This identity stems from:$$\tan\alpha + \tan\beta + \tan\gamma = \tan\alpha \tan\beta \tan\gamma$$
(for $\alpha + \beta + \gamma = \pi$) which can easily be proven using the $\tan(\alpha + \beta)$ identity.

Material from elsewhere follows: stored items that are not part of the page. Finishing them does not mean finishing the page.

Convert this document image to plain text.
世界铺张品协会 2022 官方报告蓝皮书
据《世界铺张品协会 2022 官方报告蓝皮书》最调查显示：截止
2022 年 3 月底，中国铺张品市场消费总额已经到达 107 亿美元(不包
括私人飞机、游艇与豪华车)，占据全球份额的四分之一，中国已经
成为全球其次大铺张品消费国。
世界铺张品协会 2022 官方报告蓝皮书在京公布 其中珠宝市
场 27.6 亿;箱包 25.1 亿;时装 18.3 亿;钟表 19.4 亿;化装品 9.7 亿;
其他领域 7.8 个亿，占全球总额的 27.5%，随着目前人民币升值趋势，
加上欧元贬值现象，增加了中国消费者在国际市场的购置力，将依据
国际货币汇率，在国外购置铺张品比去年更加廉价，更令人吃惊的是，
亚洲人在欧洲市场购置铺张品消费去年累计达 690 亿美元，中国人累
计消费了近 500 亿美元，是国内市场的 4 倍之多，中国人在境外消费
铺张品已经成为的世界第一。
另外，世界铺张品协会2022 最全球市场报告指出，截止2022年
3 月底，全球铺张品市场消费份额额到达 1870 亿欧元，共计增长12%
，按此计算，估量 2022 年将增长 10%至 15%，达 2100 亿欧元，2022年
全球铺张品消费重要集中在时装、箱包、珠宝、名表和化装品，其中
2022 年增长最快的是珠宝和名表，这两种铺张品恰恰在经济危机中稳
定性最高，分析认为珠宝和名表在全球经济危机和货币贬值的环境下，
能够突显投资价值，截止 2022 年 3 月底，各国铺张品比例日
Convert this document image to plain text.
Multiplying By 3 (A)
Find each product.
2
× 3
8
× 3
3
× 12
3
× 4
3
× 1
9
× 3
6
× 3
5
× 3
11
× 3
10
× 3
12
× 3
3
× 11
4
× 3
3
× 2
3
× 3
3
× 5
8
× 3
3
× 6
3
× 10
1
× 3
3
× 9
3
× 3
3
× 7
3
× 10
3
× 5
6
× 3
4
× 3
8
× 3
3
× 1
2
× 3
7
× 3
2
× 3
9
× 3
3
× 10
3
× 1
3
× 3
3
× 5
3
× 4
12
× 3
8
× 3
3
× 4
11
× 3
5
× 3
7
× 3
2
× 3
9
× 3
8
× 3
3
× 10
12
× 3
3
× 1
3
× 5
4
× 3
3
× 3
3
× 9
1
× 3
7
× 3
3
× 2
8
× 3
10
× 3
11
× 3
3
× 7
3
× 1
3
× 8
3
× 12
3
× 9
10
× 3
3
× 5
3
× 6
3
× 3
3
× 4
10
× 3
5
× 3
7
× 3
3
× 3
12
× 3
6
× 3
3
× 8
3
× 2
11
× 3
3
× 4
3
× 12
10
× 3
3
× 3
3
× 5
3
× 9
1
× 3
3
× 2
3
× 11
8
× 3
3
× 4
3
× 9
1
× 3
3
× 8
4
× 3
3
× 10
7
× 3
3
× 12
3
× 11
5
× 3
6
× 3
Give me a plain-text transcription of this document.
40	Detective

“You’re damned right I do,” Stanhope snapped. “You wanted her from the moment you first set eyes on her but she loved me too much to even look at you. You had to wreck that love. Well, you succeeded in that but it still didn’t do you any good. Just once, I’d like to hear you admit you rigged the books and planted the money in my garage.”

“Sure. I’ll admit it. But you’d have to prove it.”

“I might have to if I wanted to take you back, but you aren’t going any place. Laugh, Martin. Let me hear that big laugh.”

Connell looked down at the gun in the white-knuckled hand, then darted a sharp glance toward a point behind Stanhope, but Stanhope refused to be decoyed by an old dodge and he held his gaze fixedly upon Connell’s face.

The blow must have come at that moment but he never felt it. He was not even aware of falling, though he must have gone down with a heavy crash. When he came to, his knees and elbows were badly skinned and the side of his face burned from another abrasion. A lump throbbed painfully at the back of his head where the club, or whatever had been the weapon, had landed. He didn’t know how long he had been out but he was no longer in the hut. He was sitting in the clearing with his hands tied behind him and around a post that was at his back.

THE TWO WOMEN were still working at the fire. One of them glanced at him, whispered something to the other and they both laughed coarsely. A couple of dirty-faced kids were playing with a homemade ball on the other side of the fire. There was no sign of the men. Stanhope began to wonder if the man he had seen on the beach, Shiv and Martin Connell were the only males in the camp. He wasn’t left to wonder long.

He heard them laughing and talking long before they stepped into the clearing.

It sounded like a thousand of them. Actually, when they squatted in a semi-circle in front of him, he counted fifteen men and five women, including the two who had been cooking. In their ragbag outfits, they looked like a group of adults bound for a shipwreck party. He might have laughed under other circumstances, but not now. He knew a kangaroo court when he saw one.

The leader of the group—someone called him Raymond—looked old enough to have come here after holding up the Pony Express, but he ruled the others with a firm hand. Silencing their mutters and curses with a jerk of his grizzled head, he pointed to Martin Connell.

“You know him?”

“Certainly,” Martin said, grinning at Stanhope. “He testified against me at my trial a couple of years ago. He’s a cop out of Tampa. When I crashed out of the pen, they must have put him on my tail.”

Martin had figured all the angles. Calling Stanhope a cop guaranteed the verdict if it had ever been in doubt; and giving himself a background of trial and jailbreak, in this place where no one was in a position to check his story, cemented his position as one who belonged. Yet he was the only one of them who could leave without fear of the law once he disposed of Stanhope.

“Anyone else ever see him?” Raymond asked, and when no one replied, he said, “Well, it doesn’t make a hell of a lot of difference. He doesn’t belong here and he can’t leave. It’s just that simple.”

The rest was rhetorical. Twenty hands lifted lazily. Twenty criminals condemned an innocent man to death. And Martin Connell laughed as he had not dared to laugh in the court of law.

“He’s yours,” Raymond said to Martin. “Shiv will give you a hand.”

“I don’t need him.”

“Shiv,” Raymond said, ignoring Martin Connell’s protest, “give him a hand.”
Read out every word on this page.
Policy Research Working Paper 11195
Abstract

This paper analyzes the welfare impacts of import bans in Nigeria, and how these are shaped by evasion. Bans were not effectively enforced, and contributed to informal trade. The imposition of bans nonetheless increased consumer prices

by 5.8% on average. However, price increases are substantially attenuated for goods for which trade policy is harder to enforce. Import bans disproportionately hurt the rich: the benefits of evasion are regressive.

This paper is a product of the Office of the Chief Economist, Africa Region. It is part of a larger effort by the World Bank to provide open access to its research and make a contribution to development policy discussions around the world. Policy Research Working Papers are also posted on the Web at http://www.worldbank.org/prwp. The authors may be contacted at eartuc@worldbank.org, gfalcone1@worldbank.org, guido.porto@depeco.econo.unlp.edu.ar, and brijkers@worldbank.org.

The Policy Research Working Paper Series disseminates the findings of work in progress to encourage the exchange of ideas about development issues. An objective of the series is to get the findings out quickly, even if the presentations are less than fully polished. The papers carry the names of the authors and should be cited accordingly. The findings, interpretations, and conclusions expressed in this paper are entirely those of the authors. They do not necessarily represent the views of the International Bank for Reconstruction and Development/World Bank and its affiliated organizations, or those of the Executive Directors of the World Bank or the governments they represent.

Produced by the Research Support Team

However, I have been unable to prove $$\sin\alpha \cos\alpha + \sin\beta \cos\beta + \sin\gamma \cos\gamma = 2\sin\alpha \sin\beta \sin\gamma,$$ where $\alpha + \beta + \gamma = \pi$.
EDIT: I proved it.
From $\alpha + \beta + \gamma = \pi$ we have$\alpha = \pi - (\beta + \gamma)$
This implies
$$
\sin\alpha = \sin(\beta +\gamma) \quad \text{and }\quad \cos\alpha = -\cos(\beta +\gamma).$$
Then, we have
$$\begin{align}
\sin\alpha \cos\alpha &=-\sin(\beta +\gamma)\cos(\beta + \gamma)\\
&= -(\sin\beta \cos\gamma + \sin\gamma \cos\beta)(\cos\beta \cos\gamma - \sin\beta \sin\gamma)\\
&= -(\sin\beta \cos\beta \cos^2\gamma \ - \sin\gamma \cos\gamma \sin^2\beta + \sin\gamma \cos\gamma \cos^2\beta - \sin\beta \cos\beta \sin^2\gamma)\\
&= -[\sin\beta \cos\beta \ (\cos^2\gamma - \sin^2\gamma) + \sin\gamma \cos\gamma \ (\cos^2\beta - \sin^2\beta)]\\
&= \sin\beta \cos\beta \ (\sin^2\gamma - \cos^2\gamma) + \sin\gamma \cos\gamma \ (\sin^2\beta\ - \cos^2\beta )
\end{align}$$
Substituting this in $\sin\alpha \cos\alpha + \sin\beta \cos\beta + \sin\gamma \cos\gamma$ we get
$$\begin{align}
\sin\beta \cos\beta &(\sin^2\gamma - \cos^2\gamma) + \sin\beta \ cos\beta + \sin\gamma \cos\gamma \ (\sin^2\beta\ - cos^2\beta) + \sin\gamma \cos\gamma \\
&= \sin\beta \cos\beta \ (\sin^2\gamma +1 - \cos^2\gamma) + \sin\gamma \cos\gamma \ (\sin^2\beta +1 - \cos^2\beta)\\
&= \sin\beta \cos\beta \ (\sin^2\gamma + \sin^2\gamma) + \sin\gamma \cos\gamma \ (\sin^2\beta +\sin^2\beta)\\
&= \sin\beta \cos\beta \ (2\sin^2\gamma) + \sin\gamma \cos\gamma \ (2\sin^2\beta)\\
&= 2\sin\beta \sin\gamma \ (\sin\gamma \cos\beta + \sin\beta \cos\gamma)\\
&= 2\sin\beta \sin\gamma \sin(\beta + \gamma)\\
&= 2\sin\beta \sin\gamma \sin\alpha\\
&= 2\sin\alpha \sin\beta \sin\gamma.
\end{align}$$